Average Precision (AP)

Average Precision (AP) is a metric used to evaluate the performance of object detection models. It summarizes the precision-recall curve into a single value, representing the average of precision values at different recall levels.

  • Precision: The ratio of true positive detections to the total number of positive detections (true positives + false positives).

    \[ \text{Precision} = \frac{\text{True Positives}}{\text{True Positives} + \text{False Positives}} \]

  • Recall: The ratio of true positive detections to the total number of actual positives (true positives + false negatives).

    \[ \text{Recall} = \frac{\text{True Positives}}{\text{True Positives} + \text{False Negatives}} \]

The precision-recall curve is plotted with precision on the y-axis and recall on the x-axis. The Average Precision (AP) is calculated as the area under the precision-recall curve.

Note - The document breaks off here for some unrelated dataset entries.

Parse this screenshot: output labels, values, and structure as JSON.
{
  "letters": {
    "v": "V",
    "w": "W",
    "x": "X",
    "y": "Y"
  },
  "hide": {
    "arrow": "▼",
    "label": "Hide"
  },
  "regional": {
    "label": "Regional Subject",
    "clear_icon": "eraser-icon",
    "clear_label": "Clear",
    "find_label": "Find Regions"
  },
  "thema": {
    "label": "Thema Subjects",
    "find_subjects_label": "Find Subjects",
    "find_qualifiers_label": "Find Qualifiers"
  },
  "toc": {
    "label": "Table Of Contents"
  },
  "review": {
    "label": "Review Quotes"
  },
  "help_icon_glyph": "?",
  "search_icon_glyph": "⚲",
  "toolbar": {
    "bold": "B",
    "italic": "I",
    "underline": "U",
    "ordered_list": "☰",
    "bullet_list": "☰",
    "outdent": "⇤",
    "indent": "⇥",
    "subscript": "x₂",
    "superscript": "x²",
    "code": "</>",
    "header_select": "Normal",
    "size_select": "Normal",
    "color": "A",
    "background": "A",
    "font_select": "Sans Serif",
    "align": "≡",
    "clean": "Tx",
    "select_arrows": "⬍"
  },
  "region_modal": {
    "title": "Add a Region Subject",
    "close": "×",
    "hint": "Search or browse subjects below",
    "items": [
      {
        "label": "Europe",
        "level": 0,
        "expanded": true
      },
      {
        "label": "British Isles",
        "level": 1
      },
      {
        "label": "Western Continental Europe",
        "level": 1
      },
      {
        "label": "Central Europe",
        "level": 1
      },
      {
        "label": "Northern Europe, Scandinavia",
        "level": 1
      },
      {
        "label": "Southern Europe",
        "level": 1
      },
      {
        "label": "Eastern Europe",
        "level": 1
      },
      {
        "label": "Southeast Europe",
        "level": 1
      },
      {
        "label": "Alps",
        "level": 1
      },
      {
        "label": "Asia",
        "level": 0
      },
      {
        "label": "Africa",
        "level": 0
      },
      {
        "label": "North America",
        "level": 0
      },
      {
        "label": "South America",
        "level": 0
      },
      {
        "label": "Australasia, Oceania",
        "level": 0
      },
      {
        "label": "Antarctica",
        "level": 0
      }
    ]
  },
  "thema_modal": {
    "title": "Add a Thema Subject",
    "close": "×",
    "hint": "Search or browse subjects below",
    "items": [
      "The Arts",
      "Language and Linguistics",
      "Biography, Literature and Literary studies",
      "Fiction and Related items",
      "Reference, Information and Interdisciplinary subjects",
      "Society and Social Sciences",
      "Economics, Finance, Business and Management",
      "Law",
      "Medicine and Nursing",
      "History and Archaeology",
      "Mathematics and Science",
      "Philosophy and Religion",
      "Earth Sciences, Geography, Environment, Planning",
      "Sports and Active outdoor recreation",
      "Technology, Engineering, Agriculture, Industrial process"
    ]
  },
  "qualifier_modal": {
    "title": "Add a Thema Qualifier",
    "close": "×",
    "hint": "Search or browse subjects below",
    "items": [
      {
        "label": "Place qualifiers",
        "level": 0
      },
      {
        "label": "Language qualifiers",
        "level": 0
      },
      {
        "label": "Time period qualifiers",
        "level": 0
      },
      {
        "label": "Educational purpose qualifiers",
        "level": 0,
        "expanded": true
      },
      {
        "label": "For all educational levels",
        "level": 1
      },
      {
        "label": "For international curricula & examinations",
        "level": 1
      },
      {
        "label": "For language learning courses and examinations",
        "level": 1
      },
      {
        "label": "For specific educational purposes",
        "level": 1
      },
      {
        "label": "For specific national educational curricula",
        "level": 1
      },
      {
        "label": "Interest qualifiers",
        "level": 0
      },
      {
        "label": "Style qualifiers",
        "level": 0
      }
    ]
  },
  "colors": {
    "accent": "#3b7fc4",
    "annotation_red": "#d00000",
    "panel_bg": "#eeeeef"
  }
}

There are different methods to compute AP:

  1. Pascal VOC 11-point interpolation: Precision is sampled at 11 recall levels (0.0, 0.1, …, 1.0), and the average of these precision values is taken.
  2. COCO 101-point interpolation: Precision is sampled at 101 recall levels (0.0, 0.01, …, 1.0), and the average of these precision values is taken.
  3. Area under Precision-Recall Curve (PRC): The area under the precision-recall curve is computed using numerical integration methods.
Code
from sklearn.metrics import auc

def compute_ap(precisions, recalls, method="voc11"):
    # Pascal VOC 11-point method
    if method == "voc11":
        recall_points = np.linspace(0, 1, 11)
        ap = 0.0
        for r in recall_points:
            ap += max(precisions[recalls >= r]) if np.any(recalls >= r) else 0
        ap /= 11
    # COCO 101-point method
    elif method == "coco101":
        recall_points = np.linspace(0, 1, 101)
        ap = np.mean([max(precisions[recalls >= r]) if np.any(recalls >= r) else 0 for r in recall_points])
    # AUC method
    elif method == "auc_pr":
        ap = auc(recalls, precisions)
    else:
        raise ValueError("Invalid AP computation method.")
    return ap


# calculate precision and recall values
def compute_precision_recall(gt_boxes, pred_boxes, scores, image_size, iou_threshold=0.5):
    all_tp = []
    all_fp = []
    num_gt_boxes = sum(len(gt) for gt in gt_boxes)
    if num_gt_boxes == 0:
        return np.array([]), np.array([])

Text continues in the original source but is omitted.